Friday, October 9, 2009

Outrage of the Week No. 1

Almost made it through the week without this type of nonsense. Just a few minutes ago my phone rang, and it was an automated call from Centegra Health Systems to call them back on a toll-free number.

Talk about a way to lose a customer!

If they want to talk to me, they can call me! I absolutely object to an automated call to me, asking me to call them! Does anyone else feel this way?

When I called back, I barked (politely) at the customer service rep who answered the phone and admitted quickly that, yes, indeed, they do make some outgoing calls like that. I realized that she doesn't make the rules; she just works there.

Now, it's not like they have called me a dozen times and can't reach me.
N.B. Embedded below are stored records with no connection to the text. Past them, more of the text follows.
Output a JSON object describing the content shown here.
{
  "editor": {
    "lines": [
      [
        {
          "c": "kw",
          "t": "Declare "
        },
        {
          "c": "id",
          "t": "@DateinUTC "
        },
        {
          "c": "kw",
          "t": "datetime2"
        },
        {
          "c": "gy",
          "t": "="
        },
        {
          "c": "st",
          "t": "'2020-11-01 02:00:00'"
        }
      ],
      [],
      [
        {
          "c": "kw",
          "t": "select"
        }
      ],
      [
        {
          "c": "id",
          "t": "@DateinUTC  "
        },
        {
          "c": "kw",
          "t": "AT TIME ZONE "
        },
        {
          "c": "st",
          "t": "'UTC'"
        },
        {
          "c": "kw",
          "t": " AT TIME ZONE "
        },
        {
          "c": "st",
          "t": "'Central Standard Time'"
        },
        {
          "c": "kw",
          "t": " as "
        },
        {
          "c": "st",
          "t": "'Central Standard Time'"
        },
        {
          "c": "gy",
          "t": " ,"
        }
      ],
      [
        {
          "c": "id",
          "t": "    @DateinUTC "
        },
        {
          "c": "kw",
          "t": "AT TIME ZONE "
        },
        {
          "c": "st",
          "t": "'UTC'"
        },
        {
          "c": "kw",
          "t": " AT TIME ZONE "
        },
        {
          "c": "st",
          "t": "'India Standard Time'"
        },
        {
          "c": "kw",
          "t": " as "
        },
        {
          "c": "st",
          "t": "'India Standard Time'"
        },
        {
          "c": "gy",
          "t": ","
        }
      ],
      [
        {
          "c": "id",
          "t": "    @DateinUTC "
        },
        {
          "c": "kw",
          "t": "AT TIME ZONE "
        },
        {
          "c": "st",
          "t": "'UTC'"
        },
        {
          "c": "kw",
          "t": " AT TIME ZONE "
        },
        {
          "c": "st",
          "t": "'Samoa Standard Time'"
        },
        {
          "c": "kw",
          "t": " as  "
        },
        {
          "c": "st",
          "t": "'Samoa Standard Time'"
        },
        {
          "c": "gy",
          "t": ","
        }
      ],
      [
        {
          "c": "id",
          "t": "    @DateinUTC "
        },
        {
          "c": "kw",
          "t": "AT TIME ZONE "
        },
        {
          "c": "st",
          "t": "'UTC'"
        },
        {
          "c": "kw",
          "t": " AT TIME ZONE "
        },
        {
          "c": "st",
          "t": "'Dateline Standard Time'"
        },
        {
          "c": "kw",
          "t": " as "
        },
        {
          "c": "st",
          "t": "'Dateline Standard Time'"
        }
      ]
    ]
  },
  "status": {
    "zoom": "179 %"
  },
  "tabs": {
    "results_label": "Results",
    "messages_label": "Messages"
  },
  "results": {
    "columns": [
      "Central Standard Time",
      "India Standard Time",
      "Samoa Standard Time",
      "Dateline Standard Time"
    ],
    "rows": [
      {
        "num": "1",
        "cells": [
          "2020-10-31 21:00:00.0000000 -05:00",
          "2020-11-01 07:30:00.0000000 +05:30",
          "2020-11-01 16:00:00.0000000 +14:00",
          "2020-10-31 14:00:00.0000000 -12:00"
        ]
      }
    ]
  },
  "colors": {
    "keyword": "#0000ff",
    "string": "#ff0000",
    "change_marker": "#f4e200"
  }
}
This was the first call to me.

I'm waiting now for the supervisor to call me back, because I refused to wait on Hold to talk to the supervisor and didn't want voicemail.

But even the supervisor doesn't make the rules at Centegra, so I'll find out who does.

3 comments:

Dave Labuz said...

Hey Gus - you don't mention what that call was supposed to accomplish.

If it was one of those unctious little calls regarding "how did we do during your hospitalization" calls, i.e; marketing - or even the billing department (and the robo-call identified its purpose as such), well OK.

If it was a call directly regarding your condition and treatment, then it's an outrage.

On second thought, if there was no identification whatsoever in the robo-call as to its purpose, that's even worse. Yeah, robo-call a heart patient! LOL!

Stupid!

I immediately hang up on ALL robo calls, regardless, before the audio even begins.

DBTR

Gus said...

DBTR, it was a call from the Billing Department. When I called to pay by phone a couple of weeks ago, the credit card payment didn't get processed correctly. My guess was that a data entry clerk mistyped my credit card number.

We cleared that up the next day, and it took them four days to process it that time. I tracked it to make sure it got applied to my account.

I agree with you about robo-calls. By the way, the supervisor was supposed to call me and didn't.

Richard W Gorski, M.D. said...

You can bet the rules are not made by the doctors...they have been left out of the picture years ago. Probably made by some bean counter or recent MBA. Health care today is not about health its about money and survival of the hospital and not the patient.